As regulators and growing public awareness have put the screws on some of the more well-known PFAS chemicals, other variants are marketed as safe and are rarely scrutinised. One such chemical is PTFE – an unregulated chemical in the PFAS family – which is used in a plethora of consumer products, giving materials that desired non-stick function.
The question is – is PTFE really as safe as manufacturers claim?
When you drive your car, hurl yourself down a ski slope or cook your dinner you have most likely come into contact with the chemical PTFE. You can find it in such diverse products as non-stick cookware, ski wax, car interiors and dental floss.
PTFE, or polytetrafluoroethylene (promise you don’t need to remember that), belongs to a subgroup of PFAS called fluorinated polymers, and PTFE is by far the most popular one in the group; it makes up approximately half the market.

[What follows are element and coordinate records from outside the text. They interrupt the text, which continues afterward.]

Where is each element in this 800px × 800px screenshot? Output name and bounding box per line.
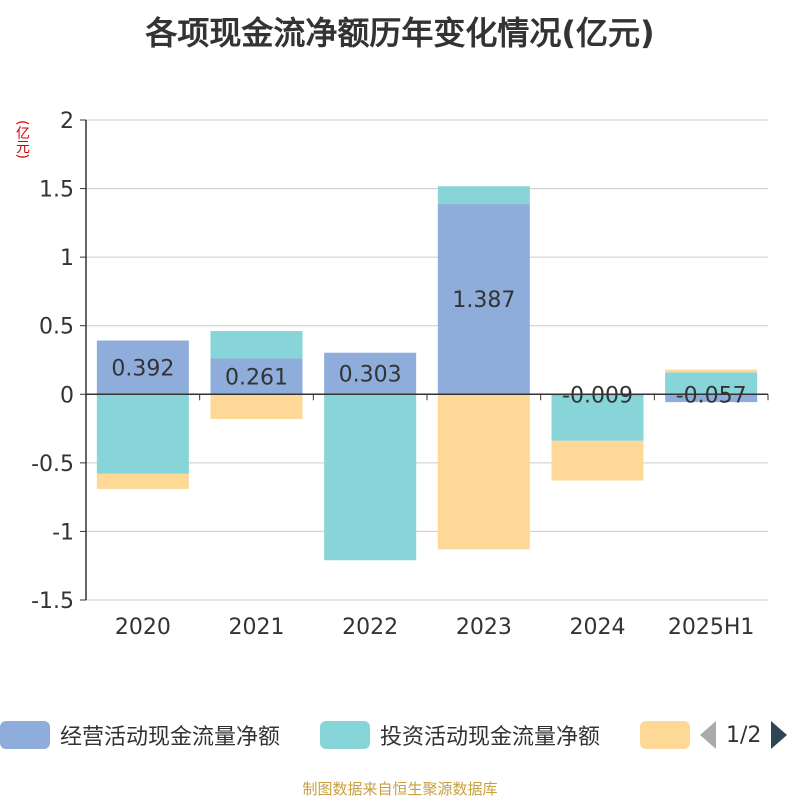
legend-prev-page-icon[interactable] <box>700 721 716 749</box>
data-label-2024: -0.009 <box>562 383 633 408</box>
y-tick-label: 2 <box>60 109 74 134</box>
legend-swatch-operating <box>0 721 50 749</box>
bar-2023-series-1 <box>437 186 530 205</box>
y-tick-label: -0.5 <box>31 452 74 477</box>
bar-2022-series-0 <box>324 352 417 395</box>
data-label-2021: 0.261 <box>225 365 288 390</box>
x-tick-label-2022: 2022 <box>342 615 398 640</box>
bar-2021-series-2 <box>210 394 303 419</box>
y-tick-label: 0 <box>60 383 74 408</box>
bar-2023-series-2 <box>437 394 530 550</box>
data-label-2020: 0.392 <box>111 356 174 381</box>
bar-2025H1-series-2 <box>665 369 758 373</box>
y-tick-label: 1 <box>60 246 74 271</box>
legend-label-investing: 投资活动现金流量净额 <box>380 725 601 750</box>
legend-label-operating: 经营活动现金流量净额 <box>60 725 281 750</box>
data-label-2022: 0.303 <box>339 363 402 388</box>
bar-2020-series-0 <box>96 340 189 395</box>
axes: 2 1.5 1 0.5 0 -0.5 -1 -1.5 2020 2021 2022 2023 2024 2… <box>31 109 769 640</box>
bar-2021-series-0 <box>210 358 303 395</box>
data-label-2023: 1.387 <box>452 288 515 313</box>
bar-layer <box>96 186 758 561</box>
legend-page-indicator: 1/2 <box>726 722 762 748</box>
data-label-2025H1: -0.057 <box>676 383 747 408</box>
bar-2023-series-0 <box>437 204 530 395</box>
source-footer: 制图数据来自恒生聚源数据库 <box>302 780 498 798</box>
y-tick-label: -1 <box>52 520 74 545</box>
legend-next-page-icon[interactable] <box>771 721 788 749</box>
data-labels: 0.392 0.261 0.303 1.387 -0.009 -0.057 <box>111 288 746 408</box>
legend-pager: 1/2 <box>700 715 788 755</box>
x-tick-label-2021: 2021 <box>229 615 285 640</box>
legend: 经营活动现金流量净额 投资活动现金流量净额 1/2 <box>0 715 800 755</box>
x-tick-label-2024: 2024 <box>570 615 626 640</box>
bar-2021-series-1 <box>210 331 303 359</box>
legend-swatch-investing <box>320 721 370 749</box>
y-tick-label: -1.5 <box>31 589 74 614</box>
bar-2020-series-2 <box>96 473 189 489</box>
chart-title: 各项现金流净额历年变化情况(亿元) <box>145 14 655 52</box>
y-tick-label: 1.5 <box>39 178 74 203</box>
bar-2022-series-1 <box>324 394 417 561</box>
legend-item-operating[interactable]: 经营活动现金流量净额 <box>0 715 280 755</box>
legend-item-investing[interactable]: 投资活动现金流量净额 <box>320 715 600 755</box>
legend-swatch-third <box>640 721 690 749</box>
bar-2020-series-1 <box>96 394 189 474</box>
bar-2025H1-series-1 <box>665 372 758 395</box>
y-tick-label: 0.5 <box>39 315 74 340</box>
bar-2024-series-2 <box>551 440 644 481</box>
x-tick-label-2023: 2023 <box>456 615 512 640</box>
bar-2024-series-1 <box>551 395 644 441</box>
bar-2025H1-series-0 <box>665 394 758 403</box>
legend-item-third[interactable] <box>640 715 690 755</box>
x-tick-label-2025H1: 2025H1 <box>668 615 755 640</box>
y-axis-unit-label: (亿元) <box>14 120 30 159</box>
stacked-bar-chart: 2 1.5 1 0.5 0 -0.5 -1 -1.5 2020 2021 2022 2023 2024 2… <box>31 109 769 640</box>
x-tick-label-2020: 2020 <box>115 615 171 640</box>
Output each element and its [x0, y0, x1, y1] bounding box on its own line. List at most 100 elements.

One of the most familiar uses is in Teflon, but that’s just one of its applications. PTFE is a chemical substance that has unique properties that make it very popular in a wide range of products. It has excellent heat resistance, electrical insulation properties and is extremely water repellent. Its non-stick properties make it ideal for coatings on items such as baking trays and other kitchen utensils. You can also find it in membranes in outdoor jackets and other textiles.
As awareness around the problematic effects of PFAS chemicals has started to grow, the notion of PTFE as safe to use has persisted among its proponents, even though there is not much evidence for anything, really. There are still many unknowns when it comes to the effects of PTFE, as is often the case with chemicals.
“There are no regulations in place that require chemical producers to disclose PTFE production”
Unfortunately you can’t just consider the finished product – the frying pan in your hand. You have to look beyond this “use phase”, before the PTFE was applied to the product. The thing is that a chemical has two more such phases in its life: the production and the waste phase. When you bring these additional phases, and the available science, into the analysis, well, then PTFE, you’re not looking so great there, buddy.